16 giugno 2014 di Vincenzo D'Aurelio
L’utilizzo del termine “cultura” è di frequente sfruttato per costituire la base ideologica di una comunità che, per vari motivi, sente la necessità di inquadrare le caratteristiche tipiche della propria identità. Quando essa è considerata come un bene minacciato che deve essere preservato – impulso particolarmente accentuato nei momenti di crisi sociale – il passo per alimentare e legittimare sentimenti nazionalistici deviati è molto breve. Una strumentalizzazione del concetto, quindi, è un elemento di rischio che ogni società dovrebbe saper evitare per il bene di se stessa e per il suo progresso.
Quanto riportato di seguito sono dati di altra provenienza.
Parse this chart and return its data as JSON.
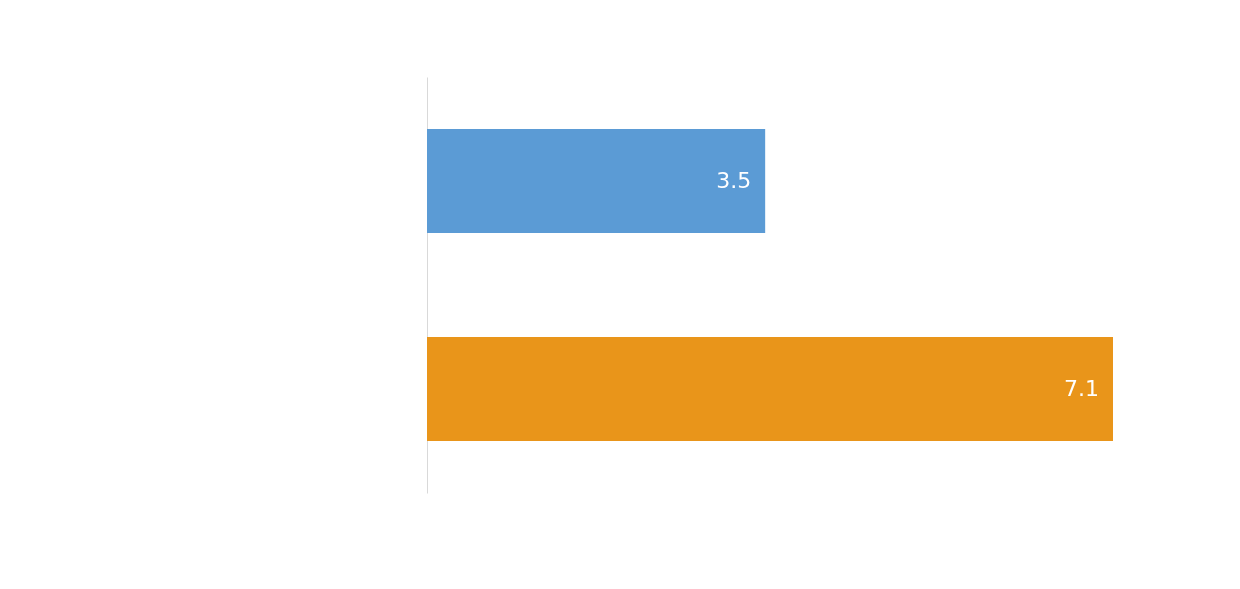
{
  "chart_data": {
    "type": "bar",
    "orientation": "horizontal",
    "categories": [
      null,
      null
    ],
    "values": [
      3.5,
      7.1
    ],
    "colors": [
      "#5b9bd5",
      "#e9951a"
    ],
    "data_labels": true
  }
}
La cultura, di fatto, deve alimentarsi di diversità poiché l’integrazione con essa permette l’assimilazione di elementi capaci di arricchire la sfera delle esperienze e delle conoscenze. Dopotutto, non esiste una cultura indigena vera e propria bensì un patrimonio di apprendimenti i quali, come in una sorta di stratificazione progressiva, si sono sovrapposti e integrati. Più profondo è lo scavo nella cultura di un popolo e più antico è il sapere dal quale essa proviene, più vasta è la conoscenza dei propri retaggi e più labili saranno i suoi termini geografici.
La cultura, tuttavia, non è un concetto in senso stretto ma è come un intelletto in costante espansione desideroso di acquisire e apprendere per ampliare sempre più gli orizzonti delle sue stesse consapevolezze.
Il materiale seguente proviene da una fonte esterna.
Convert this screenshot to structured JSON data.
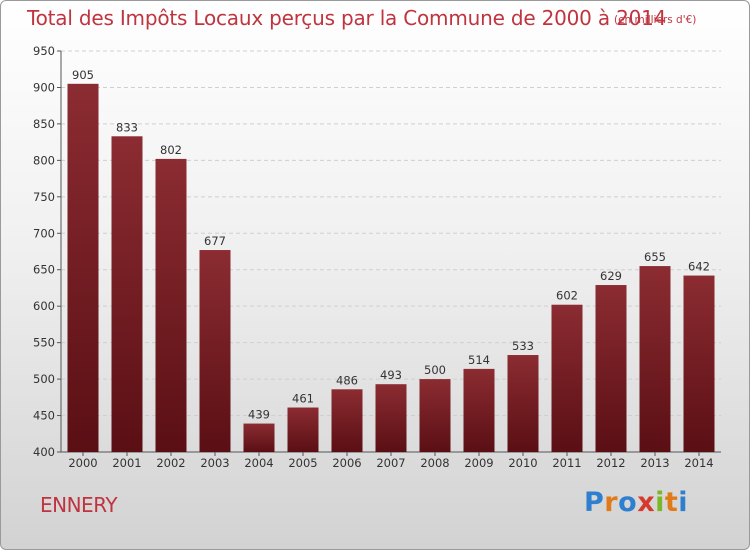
{
  "title": "Total des Impôts Locaux perçus par la Commune de 2000 à 2014",
  "subtitle": "(en milliers d'€)",
  "commune": "ENNERY",
  "logo": {
    "letters": [
      "P",
      "r",
      "o",
      "x",
      "i",
      "t",
      "i"
    ],
    "colors": [
      "#2e7fcf",
      "#e07b1a",
      "#2e7fcf",
      "#d63a2b",
      "#7ab829",
      "#e07b1a",
      "#2e7fcf"
    ]
  },
  "colors": {
    "bar_top": "#8b2c32",
    "bar_bottom": "#5a0f14",
    "title": "#c0343f"
  },
  "chart_data": {
    "type": "bar",
    "title": "Total des Impôts Locaux perçus par la Commune de 2000 à 2014",
    "xlabel": "",
    "ylabel": "",
    "ylim": [
      400,
      950
    ],
    "yticks": [
      400,
      450,
      500,
      550,
      600,
      650,
      700,
      750,
      800,
      850,
      900,
      950
    ],
    "grid": true,
    "categories": [
      "2000",
      "2001",
      "2002",
      "2003",
      "2004",
      "2005",
      "2006",
      "2007",
      "2008",
      "2009",
      "2010",
      "2011",
      "2012",
      "2013",
      "2014"
    ],
    "values": [
      905,
      833,
      802,
      677,
      439,
      461,
      486,
      493,
      500,
      514,
      533,
      602,
      629,
      655,
      642
    ]
  }
}
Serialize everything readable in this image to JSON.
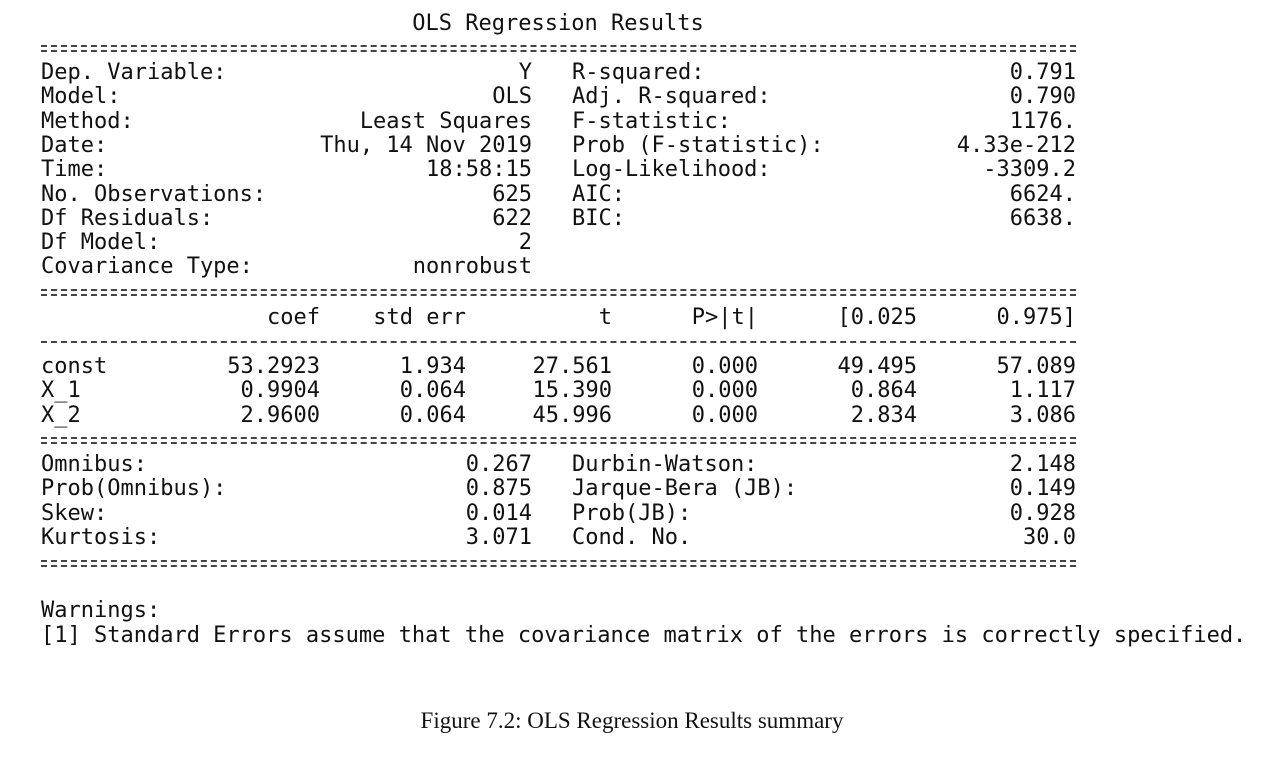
{
  "title": "OLS Regression Results",
  "info": {
    "left": [
      [
        "Dep. Variable:",
        "Y"
      ],
      [
        "Model:",
        "OLS"
      ],
      [
        "Method:",
        "Least Squares"
      ],
      [
        "Date:",
        "Thu, 14 Nov 2019"
      ],
      [
        "Time:",
        "18:58:15"
      ],
      [
        "No. Observations:",
        "625"
      ],
      [
        "Df Residuals:",
        "622"
      ],
      [
        "Df Model:",
        "2"
      ],
      [
        "Covariance Type:",
        "nonrobust"
      ]
    ],
    "right": [
      [
        "R-squared:",
        "0.791"
      ],
      [
        "Adj. R-squared:",
        "0.790"
      ],
      [
        "F-statistic:",
        "1176."
      ],
      [
        "Prob (F-statistic):",
        "4.33e-212"
      ],
      [
        "Log-Likelihood:",
        "-3309.2"
      ],
      [
        "AIC:",
        "6624."
      ],
      [
        "BIC:",
        "6638."
      ]
    ]
  },
  "coef": {
    "header": [
      "coef",
      "std err",
      "t",
      "P>|t|",
      "[0.025",
      "0.975]"
    ],
    "rows": [
      [
        "const",
        "53.2923",
        "1.934",
        "27.561",
        "0.000",
        "49.495",
        "57.089"
      ],
      [
        "X_1",
        "0.9904",
        "0.064",
        "15.390",
        "0.000",
        "0.864",
        "1.117"
      ],
      [
        "X_2",
        "2.9600",
        "0.064",
        "45.996",
        "0.000",
        "2.834",
        "3.086"
      ]
    ]
  },
  "diagnostics": {
    "left": [
      [
        "Omnibus:",
        "0.267"
      ],
      [
        "Prob(Omnibus):",
        "0.875"
      ],
      [
        "Skew:",
        "0.014"
      ],
      [
        "Kurtosis:",
        "3.071"
      ]
    ],
    "right": [
      [
        "Durbin-Watson:",
        "2.148"
      ],
      [
        "Jarque-Bera (JB):",
        "0.149"
      ],
      [
        "Prob(JB):",
        "0.928"
      ],
      [
        "Cond. No.",
        "30.0"
      ]
    ]
  },
  "warnings": {
    "heading": "Warnings:",
    "items": [
      "[1] Standard Errors assume that the covariance matrix of the errors is correctly specified."
    ]
  },
  "caption": "Figure 7.2: OLS Regression Results summary"
}
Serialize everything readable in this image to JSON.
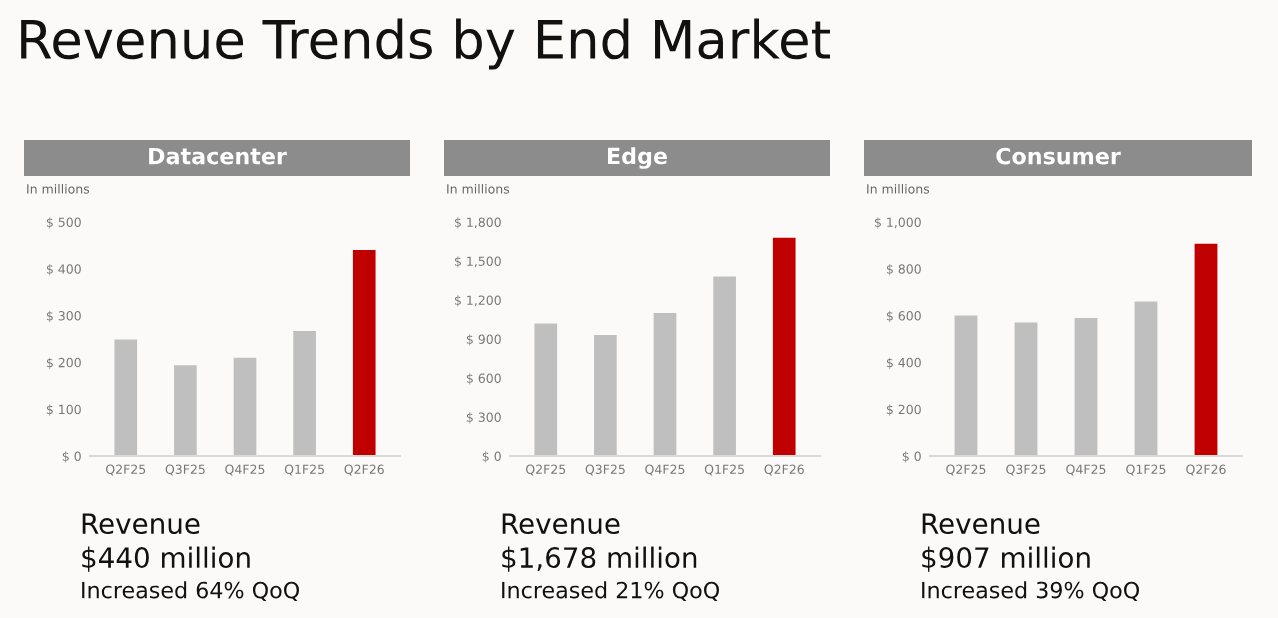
{
  "chart_data": [
    {
      "type": "other",
      "title": "Revenue Trends by End Market"
    },
    {
      "type": "bar",
      "title": "Datacenter",
      "ylabel": "In millions",
      "categories": [
        "Q2F25",
        "Q3F25",
        "Q4F25",
        "Q1F25",
        "Q2F26"
      ],
      "values": [
        249,
        194,
        210,
        267,
        440
      ],
      "colors": [
        "#bfbfbf",
        "#bfbfbf",
        "#bfbfbf",
        "#bfbfbf",
        "#c00000"
      ],
      "ylim": [
        0,
        500
      ],
      "yticks": [
        {
          "value": 0,
          "label": "$ 0"
        },
        {
          "value": 100,
          "label": "$ 100"
        },
        {
          "value": 200,
          "label": "$ 200"
        },
        {
          "value": 300,
          "label": "$ 300"
        },
        {
          "value": 400,
          "label": "$ 400"
        },
        {
          "value": 500,
          "label": "$ 500"
        }
      ],
      "grid": false,
      "annotations": [
        "Revenue",
        "$440 million",
        "Increased 64% QoQ"
      ]
    },
    {
      "type": "bar",
      "title": "Edge",
      "ylabel": "In millions",
      "categories": [
        "Q2F25",
        "Q3F25",
        "Q4F25",
        "Q1F25",
        "Q2F26"
      ],
      "values": [
        1020,
        930,
        1100,
        1380,
        1678
      ],
      "colors": [
        "#bfbfbf",
        "#bfbfbf",
        "#bfbfbf",
        "#bfbfbf",
        "#c00000"
      ],
      "ylim": [
        0,
        1800
      ],
      "yticks": [
        {
          "value": 0,
          "label": "$ 0"
        },
        {
          "value": 300,
          "label": "$ 300"
        },
        {
          "value": 600,
          "label": "$ 600"
        },
        {
          "value": 900,
          "label": "$ 900"
        },
        {
          "value": 1200,
          "label": "$ 1,200"
        },
        {
          "value": 1500,
          "label": "$ 1,500"
        },
        {
          "value": 1800,
          "label": "$ 1,800"
        }
      ],
      "grid": false,
      "annotations": [
        "Revenue",
        "$1,678 million",
        "Increased 21% QoQ"
      ]
    },
    {
      "type": "bar",
      "title": "Consumer",
      "ylabel": "In millions",
      "categories": [
        "Q2F25",
        "Q3F25",
        "Q4F25",
        "Q1F25",
        "Q2F26"
      ],
      "values": [
        600,
        570,
        590,
        660,
        907
      ],
      "colors": [
        "#bfbfbf",
        "#bfbfbf",
        "#bfbfbf",
        "#bfbfbf",
        "#c00000"
      ],
      "ylim": [
        0,
        1000
      ],
      "yticks": [
        {
          "value": 0,
          "label": "$ 0"
        },
        {
          "value": 200,
          "label": "$ 200"
        },
        {
          "value": 400,
          "label": "$ 400"
        },
        {
          "value": 600,
          "label": "$ 600"
        },
        {
          "value": 800,
          "label": "$ 800"
        },
        {
          "value": 1000,
          "label": "$ 1,000"
        }
      ],
      "grid": false,
      "annotations": [
        "Revenue",
        "$907 million",
        "Increased 39% QoQ"
      ]
    }
  ]
}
Tutelare la cultura di un popolo, pertanto, significa mantenere vivo tutto ciò che è stato assimilato nel corso dei secoli e, al contempo, essere ricettivi di esperienze capaci di istruire anche se le stesse provengono da quel fuori che regionalismi deviati paragonano a contaminazioni pericolose.
Tuttavia, la storia insegna, alla cultura è stato sempre posto un limite per controllarne la libertà di accesso e di circolazione. Il motivo di ciò trova spiegazione proprio in quella comprensione del mondo che proviene dalla voglia di conoscere ovvero dalla volontà di aver cultura. Una società che conosce, difatti, è capace di discernere il suo meglio a discapito dei totalitarismi e di ogni centralità di potere che trovano alimento proprio nell’ignoranza dei cittadini. Ecco perché una società per essere controllata non ha primariamente bisogno di un esercito con fucili e cannoni bensì di un filtro che centellini il sapere.
Le più grandi rivoluzioni della storia nacquero proprio con l’acquisizione di una nuova coscienza sociale che sempre maturò nell’ambito di una cultura spinta dalla volontà di far progredire l’uomo verso l’emancipazione intellettuale e materiale. L’uomo di oggi ha bisogno degli intellettuali, ha bisogno delle scuole, ha bisogno di spalancare le braccia all’immigrato, ha bisogno di capire se gay è giusto o è sbagliato, ha bisogno di trovare una soluzione al problema del lavoro, alla povertà, alla corruzione politica e non, ha bisogno di trovare il coraggio di liberarsi da ogni sovrastruttura che limiti la sua capacità di conoscere e discernere … l’uomo ha bisogno della cultura e solo in pochi lo sanno.